Another digital identity startup, Onfido — which pledges on its website to be able to verify a person’s identity in as little as 15 seconds — also told us it’s seen a big jump in demand from the healthcare sector.
“Our clients offering remote online consultations have seen a massive 370% increase in the number of applicants since January, compared to last year,” said a spokesperson. “Clearly there are advantages from not having to go into a hospital or a local physician’s waiting room for fear of contracting the virus in the waiting room.”
It also said it has seen a bump around travel — though for a very specific niche: Car rental.
Customers in the sector are onboarding 26% more applicants this month vs the same time last year, it told us. “The likely explanation is that daily commuters who don’t own a car are refraining from taking public transport for fear of picking up the virus in overcrowded trains or buses, instead electing to drive themselves to work,” the spokesperson noted.
Increased demand for online banking and fintech is also driving usage of its tools at the present moment, per the spokesperson. “Early signs seem to suggest a 21% increase in signups this month. Presumably, so that people can gain access to financial services from their home without the need to go inside branches,” they added.
Last week, another startup in the space — Veriff, with an “end-to-end verification service” that combines automated and manual analyses to authenticate inputs — reported seeing a “steady increase” in verifications, which it partly linked to the COVID-19 outbreak.
Though it said it’s expecting a bigger boost going forward, after seeing a surge in inquiries about its service.
“Coronavirus does present new use-cases and needs for remote ID verifications,” founder and CEO Kaarel Kotkas told us. “For example, we have been contacted by universities who are looking for remote examination options, but also large tech companies for account recovery and credentials reset to support remote work.”

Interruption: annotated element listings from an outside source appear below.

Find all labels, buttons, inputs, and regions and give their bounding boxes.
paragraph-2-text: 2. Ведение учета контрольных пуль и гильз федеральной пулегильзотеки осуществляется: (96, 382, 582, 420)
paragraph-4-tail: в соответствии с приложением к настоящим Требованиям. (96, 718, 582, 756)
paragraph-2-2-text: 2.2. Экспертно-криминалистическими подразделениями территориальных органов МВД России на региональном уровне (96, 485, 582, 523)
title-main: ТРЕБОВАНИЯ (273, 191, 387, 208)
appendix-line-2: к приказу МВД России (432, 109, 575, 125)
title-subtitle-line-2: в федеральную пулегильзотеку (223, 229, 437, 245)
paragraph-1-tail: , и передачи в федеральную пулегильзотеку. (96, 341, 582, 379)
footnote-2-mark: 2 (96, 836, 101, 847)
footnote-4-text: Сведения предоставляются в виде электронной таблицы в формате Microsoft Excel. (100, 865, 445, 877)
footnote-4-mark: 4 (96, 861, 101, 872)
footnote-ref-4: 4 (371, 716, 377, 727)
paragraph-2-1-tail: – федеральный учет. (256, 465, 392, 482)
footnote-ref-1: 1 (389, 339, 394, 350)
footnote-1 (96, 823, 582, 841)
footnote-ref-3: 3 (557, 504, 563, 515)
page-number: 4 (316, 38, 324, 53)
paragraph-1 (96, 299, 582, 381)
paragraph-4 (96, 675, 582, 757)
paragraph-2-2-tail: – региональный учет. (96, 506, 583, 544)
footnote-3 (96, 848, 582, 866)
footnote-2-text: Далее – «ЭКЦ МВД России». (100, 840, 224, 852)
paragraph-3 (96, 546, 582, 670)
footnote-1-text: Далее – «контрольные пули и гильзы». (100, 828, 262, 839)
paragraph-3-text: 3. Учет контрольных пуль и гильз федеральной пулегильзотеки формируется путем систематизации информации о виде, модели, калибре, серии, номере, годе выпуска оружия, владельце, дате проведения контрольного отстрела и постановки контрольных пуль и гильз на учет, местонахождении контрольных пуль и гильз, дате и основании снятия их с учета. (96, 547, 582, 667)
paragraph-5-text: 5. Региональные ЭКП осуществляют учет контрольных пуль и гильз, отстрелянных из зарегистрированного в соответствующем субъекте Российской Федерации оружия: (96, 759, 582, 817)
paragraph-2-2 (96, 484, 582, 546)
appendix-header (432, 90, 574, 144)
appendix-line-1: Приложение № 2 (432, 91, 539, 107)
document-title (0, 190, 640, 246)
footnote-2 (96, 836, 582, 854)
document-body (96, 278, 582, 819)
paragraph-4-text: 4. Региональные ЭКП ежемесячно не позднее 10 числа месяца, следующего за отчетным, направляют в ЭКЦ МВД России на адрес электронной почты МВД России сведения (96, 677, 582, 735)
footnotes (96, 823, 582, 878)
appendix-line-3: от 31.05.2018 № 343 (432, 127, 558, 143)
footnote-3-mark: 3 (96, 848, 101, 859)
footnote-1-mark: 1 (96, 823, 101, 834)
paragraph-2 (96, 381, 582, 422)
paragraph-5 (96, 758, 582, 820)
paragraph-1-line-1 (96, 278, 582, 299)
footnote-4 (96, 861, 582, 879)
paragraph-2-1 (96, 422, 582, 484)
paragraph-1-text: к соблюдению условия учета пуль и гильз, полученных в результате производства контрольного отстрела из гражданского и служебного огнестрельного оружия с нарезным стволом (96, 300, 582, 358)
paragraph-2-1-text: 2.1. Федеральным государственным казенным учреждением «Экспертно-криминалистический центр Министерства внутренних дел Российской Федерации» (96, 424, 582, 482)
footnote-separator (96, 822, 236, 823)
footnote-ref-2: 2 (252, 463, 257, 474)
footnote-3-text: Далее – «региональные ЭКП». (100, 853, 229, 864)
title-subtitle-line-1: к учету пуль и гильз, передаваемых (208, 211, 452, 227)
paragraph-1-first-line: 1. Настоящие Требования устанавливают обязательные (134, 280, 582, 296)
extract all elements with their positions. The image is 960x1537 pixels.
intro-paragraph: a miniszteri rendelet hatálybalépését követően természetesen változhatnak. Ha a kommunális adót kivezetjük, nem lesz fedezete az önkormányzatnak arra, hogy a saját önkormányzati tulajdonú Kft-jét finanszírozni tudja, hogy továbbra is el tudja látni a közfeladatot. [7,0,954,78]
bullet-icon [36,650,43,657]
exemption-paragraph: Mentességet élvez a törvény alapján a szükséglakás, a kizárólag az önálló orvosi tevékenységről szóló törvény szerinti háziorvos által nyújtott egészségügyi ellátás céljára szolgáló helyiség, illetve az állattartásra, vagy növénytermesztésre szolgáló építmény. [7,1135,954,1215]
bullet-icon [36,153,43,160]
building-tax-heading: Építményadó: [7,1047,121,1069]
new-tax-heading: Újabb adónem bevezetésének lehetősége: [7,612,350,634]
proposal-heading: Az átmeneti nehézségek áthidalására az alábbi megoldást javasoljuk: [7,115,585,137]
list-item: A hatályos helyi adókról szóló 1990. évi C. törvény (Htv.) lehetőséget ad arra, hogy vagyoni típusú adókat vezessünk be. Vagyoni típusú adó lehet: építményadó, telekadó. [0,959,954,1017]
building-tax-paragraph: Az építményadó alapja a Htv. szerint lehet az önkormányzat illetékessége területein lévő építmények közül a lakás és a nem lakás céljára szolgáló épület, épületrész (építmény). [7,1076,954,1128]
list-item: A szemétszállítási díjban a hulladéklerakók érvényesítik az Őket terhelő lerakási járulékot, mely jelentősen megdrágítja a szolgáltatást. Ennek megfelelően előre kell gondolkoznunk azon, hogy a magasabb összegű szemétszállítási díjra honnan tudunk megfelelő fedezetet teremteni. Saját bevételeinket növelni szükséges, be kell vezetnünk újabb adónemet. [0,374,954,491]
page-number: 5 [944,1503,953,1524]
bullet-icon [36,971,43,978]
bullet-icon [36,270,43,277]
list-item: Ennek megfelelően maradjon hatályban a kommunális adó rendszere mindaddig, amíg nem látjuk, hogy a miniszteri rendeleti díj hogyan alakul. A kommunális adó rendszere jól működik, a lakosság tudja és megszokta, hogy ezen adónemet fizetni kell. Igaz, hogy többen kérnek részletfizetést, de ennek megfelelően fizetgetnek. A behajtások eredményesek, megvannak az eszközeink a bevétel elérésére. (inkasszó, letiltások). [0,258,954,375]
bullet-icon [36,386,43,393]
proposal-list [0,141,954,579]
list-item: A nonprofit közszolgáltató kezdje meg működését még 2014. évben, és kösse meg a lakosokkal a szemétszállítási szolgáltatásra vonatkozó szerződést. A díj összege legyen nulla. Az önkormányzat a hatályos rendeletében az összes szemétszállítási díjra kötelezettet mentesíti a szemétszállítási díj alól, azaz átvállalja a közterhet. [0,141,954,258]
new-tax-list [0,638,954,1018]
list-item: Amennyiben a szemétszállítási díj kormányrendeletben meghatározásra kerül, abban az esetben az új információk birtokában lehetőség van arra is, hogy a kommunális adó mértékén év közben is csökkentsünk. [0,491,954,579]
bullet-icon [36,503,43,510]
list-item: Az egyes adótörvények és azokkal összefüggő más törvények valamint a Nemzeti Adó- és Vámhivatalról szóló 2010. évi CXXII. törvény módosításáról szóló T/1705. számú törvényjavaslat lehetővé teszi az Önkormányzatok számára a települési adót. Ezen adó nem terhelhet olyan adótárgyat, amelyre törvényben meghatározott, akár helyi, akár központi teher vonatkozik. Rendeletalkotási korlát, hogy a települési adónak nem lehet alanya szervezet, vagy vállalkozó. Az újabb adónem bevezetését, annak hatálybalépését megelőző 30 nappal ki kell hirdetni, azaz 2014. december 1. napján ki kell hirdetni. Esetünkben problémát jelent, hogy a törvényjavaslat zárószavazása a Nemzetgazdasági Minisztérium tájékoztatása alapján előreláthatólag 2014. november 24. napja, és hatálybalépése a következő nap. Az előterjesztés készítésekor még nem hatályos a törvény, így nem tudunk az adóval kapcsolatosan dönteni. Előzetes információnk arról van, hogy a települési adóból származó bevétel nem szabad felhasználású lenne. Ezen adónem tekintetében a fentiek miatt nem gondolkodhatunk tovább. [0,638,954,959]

“As to our current clients, we have seen a steady increase in ID verifications over the last month — globally it is around 20% increase. However, it definitely cannot all be accounted for the coronavirus. Yet, when looking at the last 2 weeks when coronavirus has really escalated in Europe and the US, it has triggered a lot of integrations connected to coronavirus like e-notaries, digital healthcare, and others. Therefore we expect a 50% jump in our volumes next month,” he added.
A longer term player in the digital identity space — Authenteq, which sells an omni-channel ID verification and KYC services — also confirmed an uptick in demand.
“We are seeing an increase in requests from both companies that cater to the remote worker market as well as companies that want to move to increased remote work or work from home policy,” said co-founder and CEO Kari Thor.
“We had a large muliti-national client that we were working on integrating our ID Verification solution, that a few weeks ago changed the focus of their use case to verify their workers remotely, not only to access company intranet and other systems but as well to allow people now working from home to electronically sign documents and contracts using the Authenteq technology.
“Although this hasn’t been the main value proposition that we have had and have only dealt with employee eID on special occasions, we have started focusing more on this product offering for companies in these uncertain times.”
“Obviously the US market is maybe a little behind the Asian and European clients and I think we will see more interest from the US companies this week as they realize that things might be heading in the same direction with regards to WFH [working from home] policies as we’ve seen in Europe in the last 10 days,” he added.